Can Reading Comics Make You a Better Filmmaker?

4c9e9paniIn COMM 343 Graphic Novel students not only read selected works, but also create their own comics. This semester we’ve read Alison Bechdel’s Fun Home, Craig Thompson’s Blankets and David Small’s Stitches. Marjane Satrapi’s Persepolis is next on the agenda. For those unfamiliar with comics, the common thread between these books is that they are all award-winning autobiographies.

Fun Home

A page from Alison Bechdel’s Fun Home.

In the past students were allowed to write any story of their choosing, but oddly enough this seemed to stifle, rather than foster, creativity. Instead of crafting rich and diverse content, many students fell into the trap of simply emulating the “funnies” they had read as kids. Though there is nothing inherently wrong with children’s comics, this approach didn’t encourage students to tackle more mature subject matter and develop their own voices.
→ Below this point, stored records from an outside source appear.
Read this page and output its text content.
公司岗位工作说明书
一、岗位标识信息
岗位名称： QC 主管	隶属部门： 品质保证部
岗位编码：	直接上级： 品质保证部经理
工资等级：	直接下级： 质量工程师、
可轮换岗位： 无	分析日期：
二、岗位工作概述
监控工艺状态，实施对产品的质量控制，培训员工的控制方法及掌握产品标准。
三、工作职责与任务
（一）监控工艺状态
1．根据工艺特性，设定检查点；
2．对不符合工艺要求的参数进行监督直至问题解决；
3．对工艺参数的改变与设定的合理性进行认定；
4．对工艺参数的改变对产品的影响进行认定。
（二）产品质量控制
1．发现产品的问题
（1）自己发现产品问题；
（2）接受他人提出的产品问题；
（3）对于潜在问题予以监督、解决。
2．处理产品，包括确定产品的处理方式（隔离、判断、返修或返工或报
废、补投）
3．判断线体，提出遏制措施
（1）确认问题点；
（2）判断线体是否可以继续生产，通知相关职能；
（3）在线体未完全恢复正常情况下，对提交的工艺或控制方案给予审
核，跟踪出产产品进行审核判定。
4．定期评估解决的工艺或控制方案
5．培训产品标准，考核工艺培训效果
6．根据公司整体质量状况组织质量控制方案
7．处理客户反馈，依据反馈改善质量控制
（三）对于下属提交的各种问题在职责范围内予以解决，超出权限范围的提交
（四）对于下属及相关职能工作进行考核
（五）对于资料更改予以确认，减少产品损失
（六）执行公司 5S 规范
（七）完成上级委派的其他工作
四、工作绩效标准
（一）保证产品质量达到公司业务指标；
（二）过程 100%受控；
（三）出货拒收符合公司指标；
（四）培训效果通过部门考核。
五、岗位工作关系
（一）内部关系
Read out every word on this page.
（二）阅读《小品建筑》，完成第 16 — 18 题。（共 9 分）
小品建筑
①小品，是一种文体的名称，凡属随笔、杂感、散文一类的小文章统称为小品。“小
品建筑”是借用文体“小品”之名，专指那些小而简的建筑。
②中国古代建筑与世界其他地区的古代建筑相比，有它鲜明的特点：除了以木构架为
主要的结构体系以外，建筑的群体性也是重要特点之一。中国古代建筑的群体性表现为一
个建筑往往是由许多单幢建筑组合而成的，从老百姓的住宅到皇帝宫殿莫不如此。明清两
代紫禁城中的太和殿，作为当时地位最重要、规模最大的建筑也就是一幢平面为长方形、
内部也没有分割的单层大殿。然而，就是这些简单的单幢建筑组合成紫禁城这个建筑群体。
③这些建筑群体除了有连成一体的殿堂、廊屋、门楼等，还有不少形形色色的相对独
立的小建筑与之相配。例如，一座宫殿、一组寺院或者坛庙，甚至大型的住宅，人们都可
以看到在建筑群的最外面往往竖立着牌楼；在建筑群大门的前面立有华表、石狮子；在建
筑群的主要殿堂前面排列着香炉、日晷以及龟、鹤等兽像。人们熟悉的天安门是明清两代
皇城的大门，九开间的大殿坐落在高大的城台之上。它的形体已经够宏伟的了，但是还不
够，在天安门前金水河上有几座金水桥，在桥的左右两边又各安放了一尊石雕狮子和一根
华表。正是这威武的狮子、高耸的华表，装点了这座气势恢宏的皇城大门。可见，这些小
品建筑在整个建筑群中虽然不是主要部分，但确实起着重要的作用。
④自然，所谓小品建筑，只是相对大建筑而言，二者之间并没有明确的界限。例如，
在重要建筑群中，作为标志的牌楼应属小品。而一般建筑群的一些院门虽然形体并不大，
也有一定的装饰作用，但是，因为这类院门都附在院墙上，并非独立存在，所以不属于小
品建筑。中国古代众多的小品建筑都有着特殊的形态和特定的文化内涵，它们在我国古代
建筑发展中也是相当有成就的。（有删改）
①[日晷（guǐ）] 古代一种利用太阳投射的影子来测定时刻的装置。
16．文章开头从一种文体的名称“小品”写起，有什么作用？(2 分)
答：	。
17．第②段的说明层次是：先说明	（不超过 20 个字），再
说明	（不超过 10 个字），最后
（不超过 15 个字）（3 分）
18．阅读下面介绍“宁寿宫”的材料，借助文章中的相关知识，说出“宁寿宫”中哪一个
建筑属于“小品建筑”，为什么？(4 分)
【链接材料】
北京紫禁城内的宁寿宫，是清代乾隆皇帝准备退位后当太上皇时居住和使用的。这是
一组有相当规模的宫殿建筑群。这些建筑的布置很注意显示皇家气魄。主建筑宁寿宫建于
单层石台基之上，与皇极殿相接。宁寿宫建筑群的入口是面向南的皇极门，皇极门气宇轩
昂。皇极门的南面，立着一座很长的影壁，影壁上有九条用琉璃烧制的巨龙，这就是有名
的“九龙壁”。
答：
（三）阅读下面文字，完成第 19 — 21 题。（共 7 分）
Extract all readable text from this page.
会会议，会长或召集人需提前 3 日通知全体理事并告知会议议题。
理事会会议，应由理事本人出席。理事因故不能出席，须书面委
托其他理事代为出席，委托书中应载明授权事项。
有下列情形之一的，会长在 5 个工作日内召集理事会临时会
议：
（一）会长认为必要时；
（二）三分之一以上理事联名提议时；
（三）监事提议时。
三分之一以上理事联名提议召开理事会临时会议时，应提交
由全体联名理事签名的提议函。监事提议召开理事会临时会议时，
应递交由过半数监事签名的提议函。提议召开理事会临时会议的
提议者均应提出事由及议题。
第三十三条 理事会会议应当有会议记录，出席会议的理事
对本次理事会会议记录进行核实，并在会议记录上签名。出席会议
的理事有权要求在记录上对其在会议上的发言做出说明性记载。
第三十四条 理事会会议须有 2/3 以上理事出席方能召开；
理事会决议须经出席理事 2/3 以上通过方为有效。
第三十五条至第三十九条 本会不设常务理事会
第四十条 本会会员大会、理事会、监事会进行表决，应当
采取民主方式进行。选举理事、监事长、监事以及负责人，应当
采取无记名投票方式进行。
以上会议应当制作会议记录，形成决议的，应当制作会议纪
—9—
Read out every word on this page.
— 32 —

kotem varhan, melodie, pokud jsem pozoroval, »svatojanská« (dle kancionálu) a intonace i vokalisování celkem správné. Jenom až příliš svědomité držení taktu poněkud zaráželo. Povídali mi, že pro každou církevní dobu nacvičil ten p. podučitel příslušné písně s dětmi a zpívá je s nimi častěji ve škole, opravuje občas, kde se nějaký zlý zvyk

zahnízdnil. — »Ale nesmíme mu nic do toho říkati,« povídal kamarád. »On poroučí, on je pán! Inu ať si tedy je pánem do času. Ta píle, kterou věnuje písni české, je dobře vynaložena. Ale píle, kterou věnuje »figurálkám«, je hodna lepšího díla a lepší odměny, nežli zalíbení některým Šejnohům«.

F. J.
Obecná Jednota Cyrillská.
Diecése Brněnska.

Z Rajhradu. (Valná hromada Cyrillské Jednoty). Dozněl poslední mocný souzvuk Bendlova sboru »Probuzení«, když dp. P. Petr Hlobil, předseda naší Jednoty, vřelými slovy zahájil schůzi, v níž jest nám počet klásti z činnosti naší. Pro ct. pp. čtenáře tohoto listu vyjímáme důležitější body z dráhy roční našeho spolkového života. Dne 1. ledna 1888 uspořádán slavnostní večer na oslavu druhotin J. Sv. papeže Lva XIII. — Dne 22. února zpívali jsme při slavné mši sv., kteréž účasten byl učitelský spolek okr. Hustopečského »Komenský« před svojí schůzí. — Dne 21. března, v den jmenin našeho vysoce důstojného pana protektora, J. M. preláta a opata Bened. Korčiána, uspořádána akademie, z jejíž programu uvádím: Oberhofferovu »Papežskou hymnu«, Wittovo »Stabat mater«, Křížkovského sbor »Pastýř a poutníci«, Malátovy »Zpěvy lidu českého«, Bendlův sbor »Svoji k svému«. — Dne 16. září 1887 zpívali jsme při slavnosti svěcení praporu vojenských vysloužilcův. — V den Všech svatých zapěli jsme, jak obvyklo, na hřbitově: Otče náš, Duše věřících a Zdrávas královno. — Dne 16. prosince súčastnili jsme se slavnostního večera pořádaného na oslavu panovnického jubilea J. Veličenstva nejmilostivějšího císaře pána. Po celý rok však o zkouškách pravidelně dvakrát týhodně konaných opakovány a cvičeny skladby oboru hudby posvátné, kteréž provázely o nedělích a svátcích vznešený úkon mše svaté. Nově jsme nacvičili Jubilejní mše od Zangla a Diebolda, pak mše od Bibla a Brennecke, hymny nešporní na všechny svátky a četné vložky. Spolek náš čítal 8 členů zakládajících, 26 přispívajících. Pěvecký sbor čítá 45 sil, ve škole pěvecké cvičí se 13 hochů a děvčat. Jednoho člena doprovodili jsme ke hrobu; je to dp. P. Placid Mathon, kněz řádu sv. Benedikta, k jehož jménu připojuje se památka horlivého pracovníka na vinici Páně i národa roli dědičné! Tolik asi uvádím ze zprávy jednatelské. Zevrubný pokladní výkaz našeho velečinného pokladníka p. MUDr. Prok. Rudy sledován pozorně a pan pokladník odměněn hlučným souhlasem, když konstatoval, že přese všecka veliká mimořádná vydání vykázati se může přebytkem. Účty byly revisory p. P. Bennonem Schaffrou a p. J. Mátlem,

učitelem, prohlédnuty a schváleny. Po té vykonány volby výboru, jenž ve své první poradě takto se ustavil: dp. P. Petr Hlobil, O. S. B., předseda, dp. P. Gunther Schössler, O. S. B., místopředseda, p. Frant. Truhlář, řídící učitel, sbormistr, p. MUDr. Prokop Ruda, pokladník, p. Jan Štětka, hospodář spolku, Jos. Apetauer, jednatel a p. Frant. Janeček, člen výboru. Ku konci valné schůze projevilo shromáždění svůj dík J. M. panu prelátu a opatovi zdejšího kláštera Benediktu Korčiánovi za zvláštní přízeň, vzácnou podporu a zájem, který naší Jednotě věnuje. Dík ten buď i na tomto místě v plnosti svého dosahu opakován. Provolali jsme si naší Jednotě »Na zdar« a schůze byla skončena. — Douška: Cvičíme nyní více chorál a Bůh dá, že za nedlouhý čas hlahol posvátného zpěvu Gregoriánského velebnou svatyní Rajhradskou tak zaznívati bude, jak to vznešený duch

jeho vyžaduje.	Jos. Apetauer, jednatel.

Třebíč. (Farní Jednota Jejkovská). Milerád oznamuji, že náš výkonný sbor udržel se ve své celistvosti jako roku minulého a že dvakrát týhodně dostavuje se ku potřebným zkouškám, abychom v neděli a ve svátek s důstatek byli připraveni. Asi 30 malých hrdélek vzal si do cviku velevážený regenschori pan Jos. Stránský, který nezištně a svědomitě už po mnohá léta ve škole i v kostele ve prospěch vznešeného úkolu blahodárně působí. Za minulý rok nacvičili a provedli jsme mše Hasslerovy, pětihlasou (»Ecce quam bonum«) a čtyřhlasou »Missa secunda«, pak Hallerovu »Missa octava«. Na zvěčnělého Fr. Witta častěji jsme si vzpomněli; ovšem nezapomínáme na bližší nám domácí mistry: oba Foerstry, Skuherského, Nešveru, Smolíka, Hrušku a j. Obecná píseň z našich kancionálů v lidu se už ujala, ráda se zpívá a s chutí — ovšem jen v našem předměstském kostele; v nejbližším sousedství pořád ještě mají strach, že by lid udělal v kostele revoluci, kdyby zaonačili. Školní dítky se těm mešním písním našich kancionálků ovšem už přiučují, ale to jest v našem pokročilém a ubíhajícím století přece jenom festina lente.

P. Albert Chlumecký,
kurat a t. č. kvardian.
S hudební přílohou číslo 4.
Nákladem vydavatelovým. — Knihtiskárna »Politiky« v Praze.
By requiring participants to create an autobiographical novel, the course adopts the classic “write what you know” philosophy. And while this tactic certainly has its limitations (read Bret Anthony Johnson’s “Don’t Write What You Know” article in The Atlantic), for first-time authors it provides a safe point of entry into the nuances of narrative.

It doesn’t matter what your ultimate career path is: radio personalities, sports anchormen, journalists and independent filmmakers all are storytellers. Creating a graphic novel not only enhances storytelling ability, but also helps build visual skills that easily transfer into story-boarding films and framing news footage.


COMM 343 Graphic Novel helps students improve their visual storytelling ability. Part of the New Media concentration, the course is taught most spring semesters.